The Tubbataha Reefs Natural Park (Filipino: Bahurang Tubbataha) is a protected area of the Philippines located in the middle of the Sulu Sea. The marine and bird sanctuary consists of two huge atolls (named the North Atoll and South Atoll) and the smaller Jessie Beazley Reef covering a total area of 97,030 hectares (239,800 acres; 374.6 sq mi). It is located 150 kilometres (93 mi) southeast of Puerto Princesa City, the capital of Palawan province. The uninhabited islands and reefs are part of the island municipality of Cagayancillo, Palawan, located roughly 130 kilometres (81 mi) to the northeast of the reef.
In December 1993, the UNESCO declared the Tubbataha Reefs National Park as a World Heritage Site as a unique example of an atoll reef with a very high density of marine species; the North Islet serving as a nesting site for birds and marine turtles. The site is an excellent example of a pristine coral reef with a spectacular 100-m perpendicular wall, extensive lagoons and two coral islands.In 1999, Ramsar listed Tubbataha as one of the Wetlands of International Importance. In 2008, the reef was nominated at the New 7 Wonders of Nature.

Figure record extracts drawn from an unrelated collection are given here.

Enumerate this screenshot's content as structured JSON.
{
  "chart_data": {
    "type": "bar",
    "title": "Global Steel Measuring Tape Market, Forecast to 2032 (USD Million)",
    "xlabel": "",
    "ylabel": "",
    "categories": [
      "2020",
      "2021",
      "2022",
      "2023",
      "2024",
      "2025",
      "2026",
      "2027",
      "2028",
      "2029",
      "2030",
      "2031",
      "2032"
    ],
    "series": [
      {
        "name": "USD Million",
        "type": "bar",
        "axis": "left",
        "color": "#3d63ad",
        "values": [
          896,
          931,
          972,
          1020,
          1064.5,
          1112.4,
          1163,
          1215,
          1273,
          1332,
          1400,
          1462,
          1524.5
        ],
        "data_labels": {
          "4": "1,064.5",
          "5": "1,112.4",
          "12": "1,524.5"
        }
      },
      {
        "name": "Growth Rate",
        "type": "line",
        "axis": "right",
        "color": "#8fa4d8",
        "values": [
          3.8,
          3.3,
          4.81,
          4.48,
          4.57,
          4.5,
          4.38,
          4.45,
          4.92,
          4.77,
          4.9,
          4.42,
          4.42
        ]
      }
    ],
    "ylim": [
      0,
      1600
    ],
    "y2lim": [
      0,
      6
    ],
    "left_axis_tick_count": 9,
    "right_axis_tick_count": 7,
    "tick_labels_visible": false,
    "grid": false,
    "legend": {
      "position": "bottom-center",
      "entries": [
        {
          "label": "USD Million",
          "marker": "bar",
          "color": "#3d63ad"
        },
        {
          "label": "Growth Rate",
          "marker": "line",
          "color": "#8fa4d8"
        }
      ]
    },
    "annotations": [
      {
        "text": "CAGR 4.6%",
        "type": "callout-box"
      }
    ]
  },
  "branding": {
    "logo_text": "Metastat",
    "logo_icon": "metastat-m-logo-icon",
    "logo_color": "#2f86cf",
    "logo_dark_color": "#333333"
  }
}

The national park and the rest of the Philippine archipelago is part of the Coral Triangle, recognized as a center of marine biodiversity containing 75% of the described coral species and 40% of the world’s reef fish. The area is under a grave threat due to overfishing and destructive fishing practices. Research of scientists visiting the reefs since the 1980s revealed that the Tubbataha Reefs Natural Park contains no less than 600 fish species, 360 coral species, 11 shark species, 13 dolphin and whale species, and 100 bird species. The reefs also serve as a nesting ground for Hawksbill and Green sea turtles.